Unmitigated climate change will cause substantial increases in large-scale rainfall events in Europe and North America, according to researchers from the UK.

The analysis suggests that policy makers could need to develop new management strategies “to take into account the changing frequency and intensity of these events”, says Matt Hawcroft of the University of Exeter, UK.

Warmer climates are expected to deliver precipitation extremes of greater frequency and intensity. Precipitation intensity is a product of the Clausius–Clapeyron relation, which describes how much more water the atmosphere can hold as its temperature increases. But the relation is a simple scale that gives little indication where new intense precipitation will occur.

Unfortunately for climate modellers, there are many competing processes that determine the paths storms travel, including equator-to-pole temperature gradients, sea-ice loss, sea-surface temperature patterns and land-sea temperature contrasts, not to mention feedbacks from the storms themselves. The result at present is a large uncertainty in where storms will move under climate change.

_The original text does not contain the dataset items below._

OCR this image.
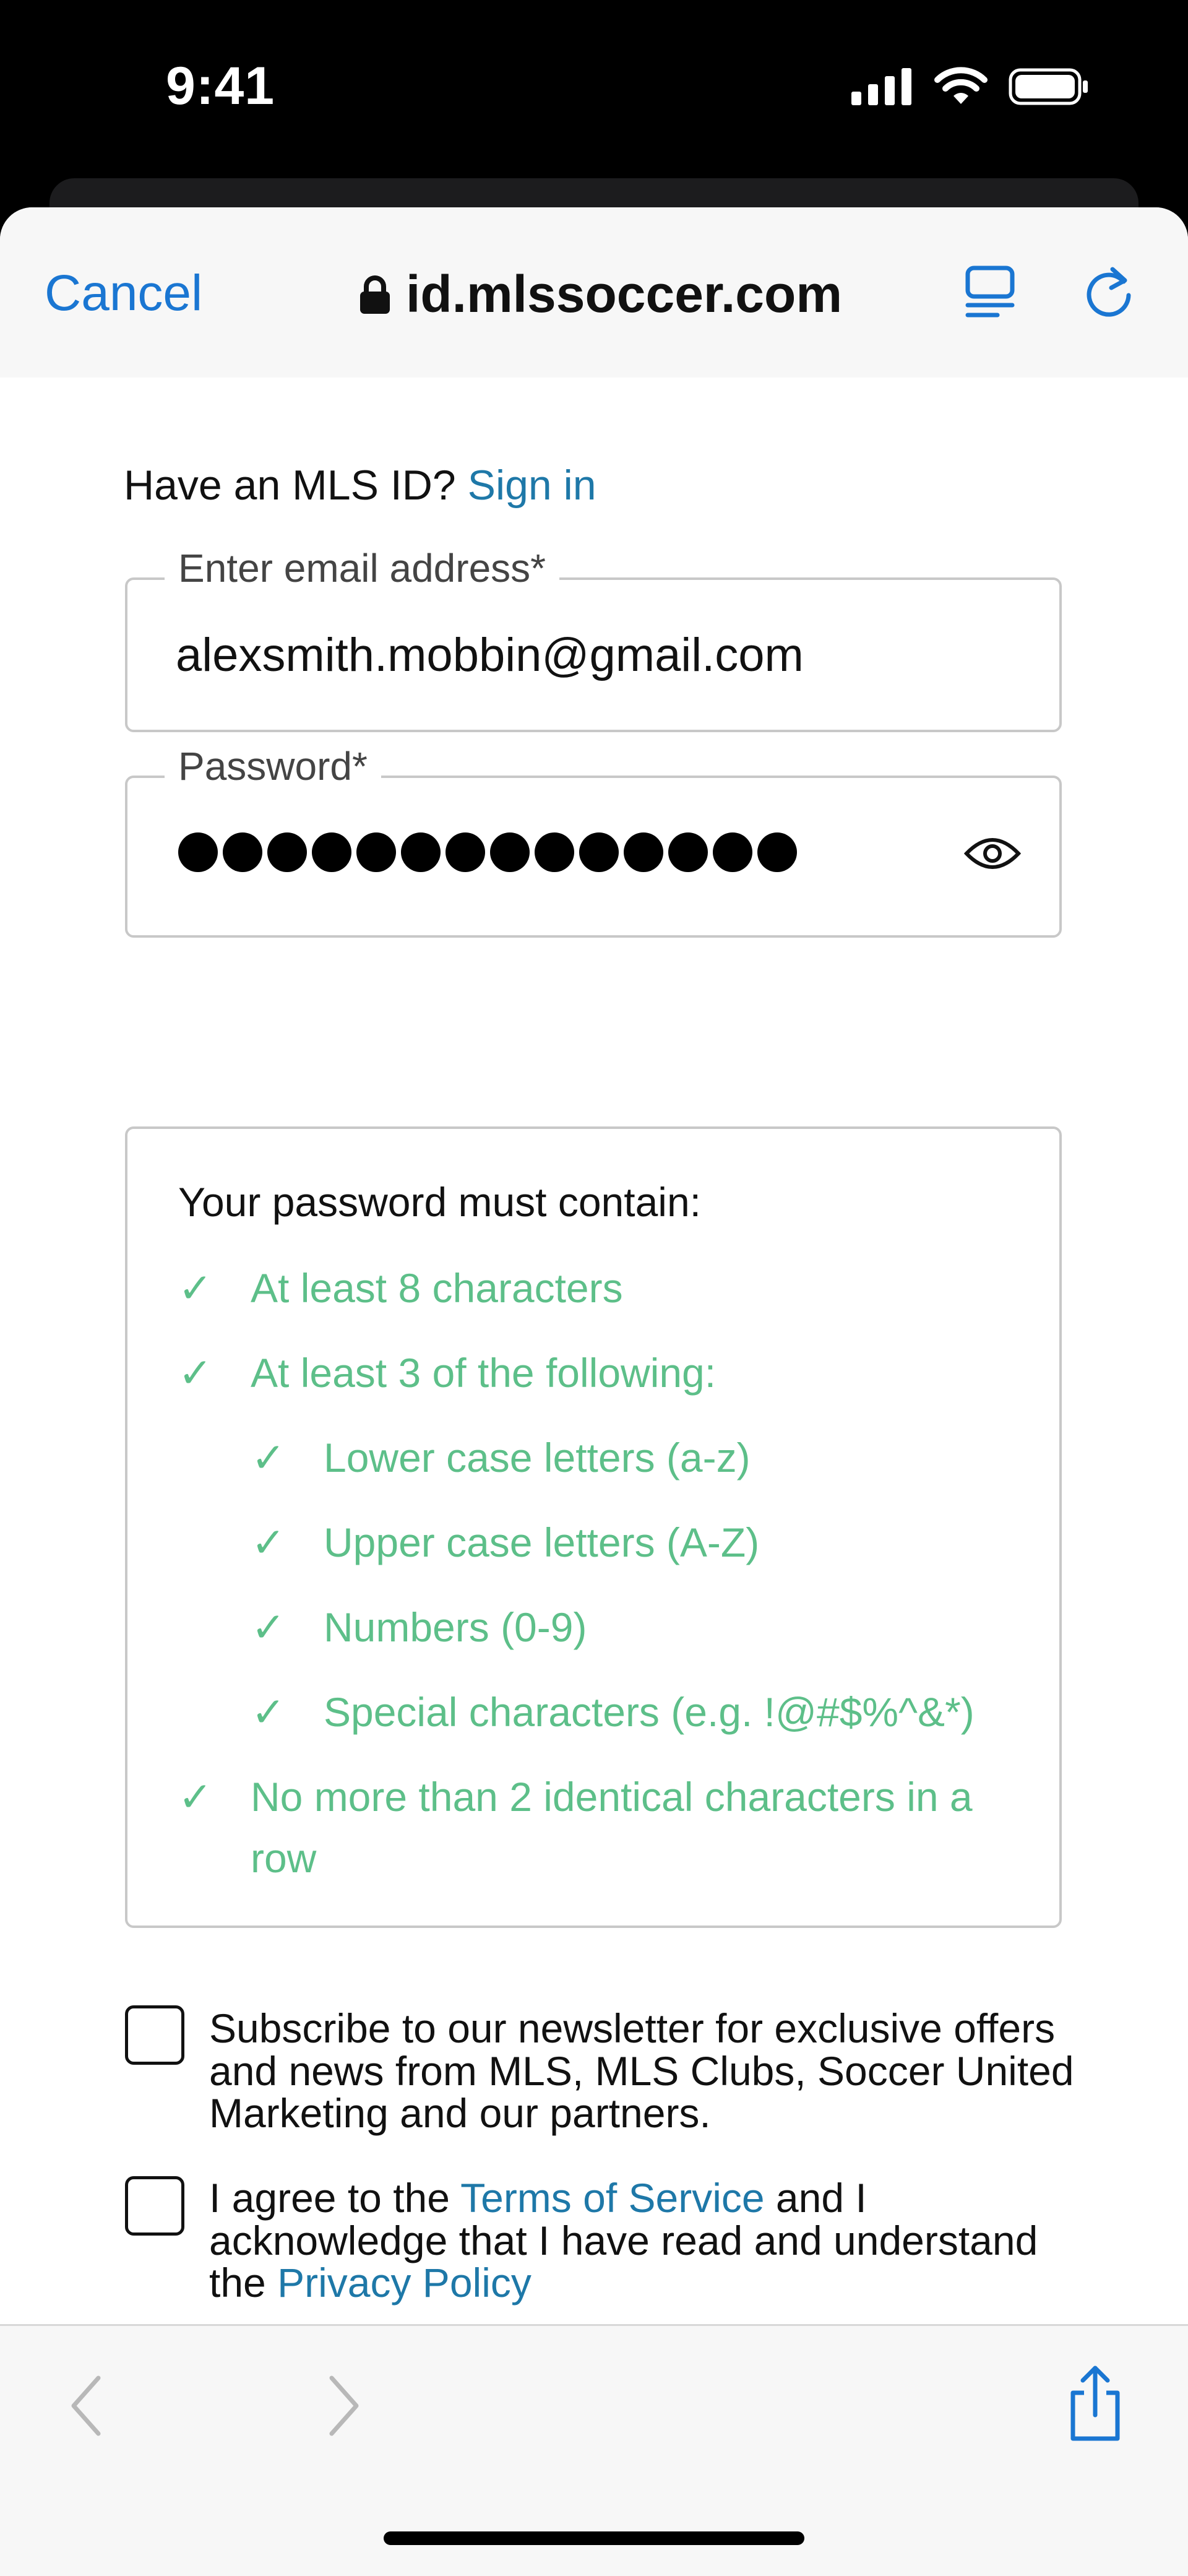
9:41
Cancel	id.mlssoccer.com
Have an MLS ID? Sign in
Enter email address*
alexsmith.mobbin@gmail.com
Password*
Your password must contain:
✓ At least 8 characters
✓ At least 3 of the following:
✓ Lower case letters (a-z)
✓ Upper case letters (A-Z)
✓ Numbers (0-9)
✓ Special characters (e.g. !@#$%^&*)
✓ No more than 2 identical characters in a row
Subscribe to our newsletter for exclusive offers and news from MLS, MLS Clubs, Soccer United Marketing and our partners.
I agree to the Terms of Service and I acknowledge that I have read and understand the Privacy Policy
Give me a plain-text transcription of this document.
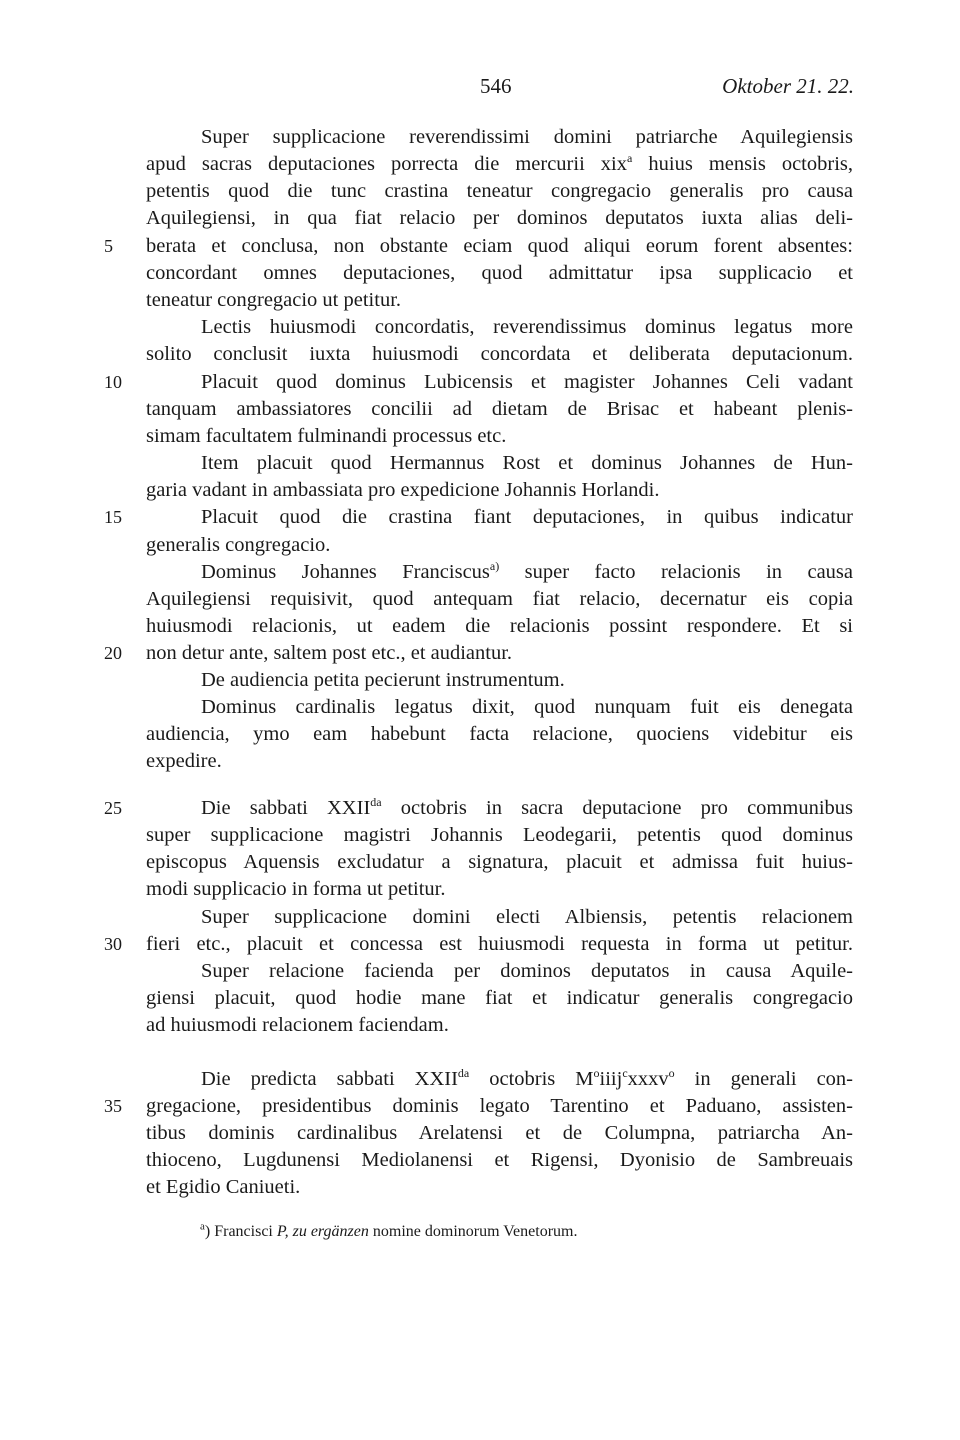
546	Oktober 21. 22.
5
10
15
20
25
30
35
Super supplicacione reverendissimi domini patriarche Aquilegiensis
apud sacras deputaciones porrecta die mercurii xix$^a$ huius mensis octobris,
petentis quod die tunc crastina teneatur congregacio generalis pro causa
Aquilegiensi, in qua fiat relacio per dominos deputatos iuxta alias deli-
berata et conclusa, non obstante eciam quod aliqui eorum forent absentes:
concordant omnes deputaciones, quod admittatur ipsa supplicacio et
teneatur congregacio ut petitur.
Lectis huiusmodi concordatis, reverendissimus dominus legatus more
solito conclusit iuxta huiusmodi concordata et deliberata deputacionum.
Placuit quod dominus Lubicensis et magister Johannes Celi vadant
tanquam ambassiatores concilii ad dietam de Brisac et habeant plenis-
simam facultatem fulminandi processus etc.
Item placuit quod Hermannus Rost et dominus Johannes de Hun-
garia vadant in ambassiata pro expedicione Johannis Horlandi.
Placuit quod die crastina fiant deputaciones, in quibus indicatur
generalis congregacio.
Dominus Johannes Franciscus$^{a)}$ super facto relacionis in causa
Aquilegiensi requisivit, quod antequam fiat relacio, decernatur eis copia
huiusmodi relacionis, ut eadem die relacionis possint respondere. Et si
non detur ante, saltem post etc., et audiantur.
De audiencia petita pecierunt instrumentum.
Dominus cardinalis legatus dixit, quod nunquam fuit eis denegata
audiencia, ymo eam habebunt facta relacione, quociens videbitur eis
expedire.
Die sabbati $XXII^{da}$ octobris in sacra deputacione pro communibus
super supplicacione magistri Johannis Leodegarii, petentis quod dominus
episcopus Aquensis excludatur a signatura, placuit et admissa fuit huius-
modi supplicacio in forma ut petitur.
Super supplicacione domini electi Albiensis, petentis relacionem
fieri etc., placuit et concessa est huiusmodi requesta in forma ut petitur.
Super relacione facienda per dominos deputatos in causa Aquile-
giensi placuit, quod hodie mane fiat et indicatur generalis congregacio
ad huiusmodi relacionem faciendam.
Die predicta sabbati $XXII^{da}$ octobris $M^oiiij^cxxxv^o$ in generali con-
gregacione, presidentibus dominis legato Tarentino et Paduano, assisten-
tibus dominis cardinalibus Arelatensi et de Columpna, patriarcha An-
thioceno, Lugdunensi Mediolanensi et Rigensi, Dyonisio de Sambreuais
et Egidio Caniueti.
$^a$) Francisci P, zu ergänzen nomine dominorum Venetorum.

Yet Hawcroft and his colleagues at Exeter and the University of Reading, UK, believe it is still possible to gain an insight into the nature and frequency of extreme precipitation changes at the regional level — by analysing the behaviour of the storms themselves in Europe and North America in simulations of both present-day climate and climate change under unmitigated greenhouse-gas emissions.

The team used an algorithm that seeks out vortices to identify storms in their models so that they could assign precipitation to individual events. Then they compared the number and intensity of the cyclones in the present-day and future climate-change simulations.

Hawcroft and colleagues found a big increase in the frequency of extreme extratropical cyclones, with above today’s 99th percentile of precipitation intensity, by the end of the century under unmitigated climate change; the number of extratropical cyclones delivering such intense rainfall more than tripled.

“Even with this uncertainty [in the underlying storm paths], there is quite a lot of consistency in the increase in extreme-storm-associated precipitation,” says Hawcroft.

Hawcroft is now exploring the dynamics that drive inter-annual and sub-seasonal variability in storms producing extreme rainfall, and how those dynamics could change in a warmer climate. The team reported the findings in Environmental Research Letters (ERL).